We conducted our review of the condensed consolidated interim financial statements and the interim group management report in accordance with German generally accepted standards for the review of financial statements promulgated by the Institut der Wirtschaftsprüfer (Institute of Public Auditors in Germany) (IDW). Those standards require that we plan and perform the review so that we can preclude through critical evaluation, with moderate assurance, that the condensed consolidated interim financial statements have not been prepared, in all material respects, in accordance with the IFRS applicable to interim financial reporting as adopted by the EU and that the interim group management report has not been prepared, in all material respects, in accordance with the provisions of the German Securities Trading Act applicable to interim group management reports. A review is limited primarily to inquiries of company personnel and analytical procedures and therefore does not provide the assurance attainable in a financial statement audit.
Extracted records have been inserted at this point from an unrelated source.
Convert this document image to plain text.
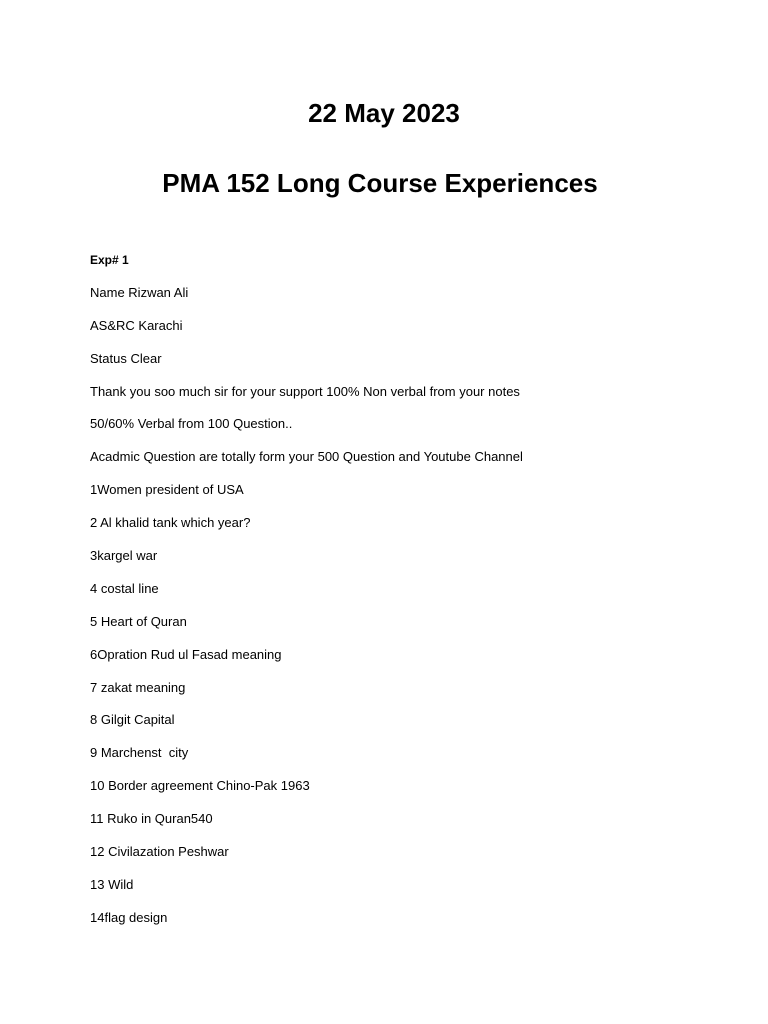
22 May 2023
PMA 152 Long Course Experiences
Exp# 1
Name Rizwan Ali
AS&RC Karachi
Status Clear
Thank you soo much sir for your support 100% Non verbal from your notes
50/60% Verbal from 100 Question..
Acadmic Question are totally form your 500 Question and Youtube Channel
1Women president of USA
2 Al khalid tank which year?
3kargel war
4 costal line
5 Heart of Quran
6Opration Rud ul Fasad meaning
7 zakat meaning
8 Gilgit Capital
9 Marchenst  city
10 Border agreement Chino-Pak 1963
11 Ruko in Quran540
12 Civilazation Peshwar
13 Wild
14flag design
Since, in accordance with our engagement, we have not performed a financial statement audit, we cannot express an audit opinion.

Based on our review, no matters have come to our attention that cause us to presume that the condensed consolidated interim financial statements have not been prepared, in all material respects, in accordance with the IFRS applicable to interim financial reporting as adopted by the EU nor that the interim group management report has not been prepared, in all material aspects, in accordance with the provisions of the German Securities Trading Act applicable to interim group management reports.

Dusseldorf, 3 August 2021

PricewaterhouseCoopers GmbH Wirtschaftsprüfungsgesellschaft

Antje Schlotter Norbert Klütsch Wirtschaftsprüferin Wirtschaftsprüfer (German Public Auditor) (German Public Auditor)

CONTACT

Katja Redweik Head of Investor Relations Phone: +49 211 90 99 1 - 10 e-mail: [email protected] www.maxautomation.com

CONTACT FOR MEDIA REPRESENTATIVES

Susan Hoffmeister CROSS ALLIANCE communication GmbH Phone: +49 89 125 09 03 - 33 e-Mail: [email protected] www.crossalliance.de

This report is also available in German. In the event of differences, the German version takes precedent. Published financial reports of MAX Automation SE are available online at https://www.maxautomation.com/investor-relations/financial-reports/.

DISCLAIMER

This interim report contains forward-looking statements regarding the business, earnings, financial and asset position of MAX Automation SE and its subsidiaries. These statements are based on the company's current plans, estimates, forecasts, and expectations and are therefore subject to risks and uncertainties that could cause actual developments to differ significantly from those anticipated. These forward-looking statements are only valid at the time of publication of this quarterly report. MAX Automation SE does not intend to update these forward-looking statements and assumes no obligation to do so.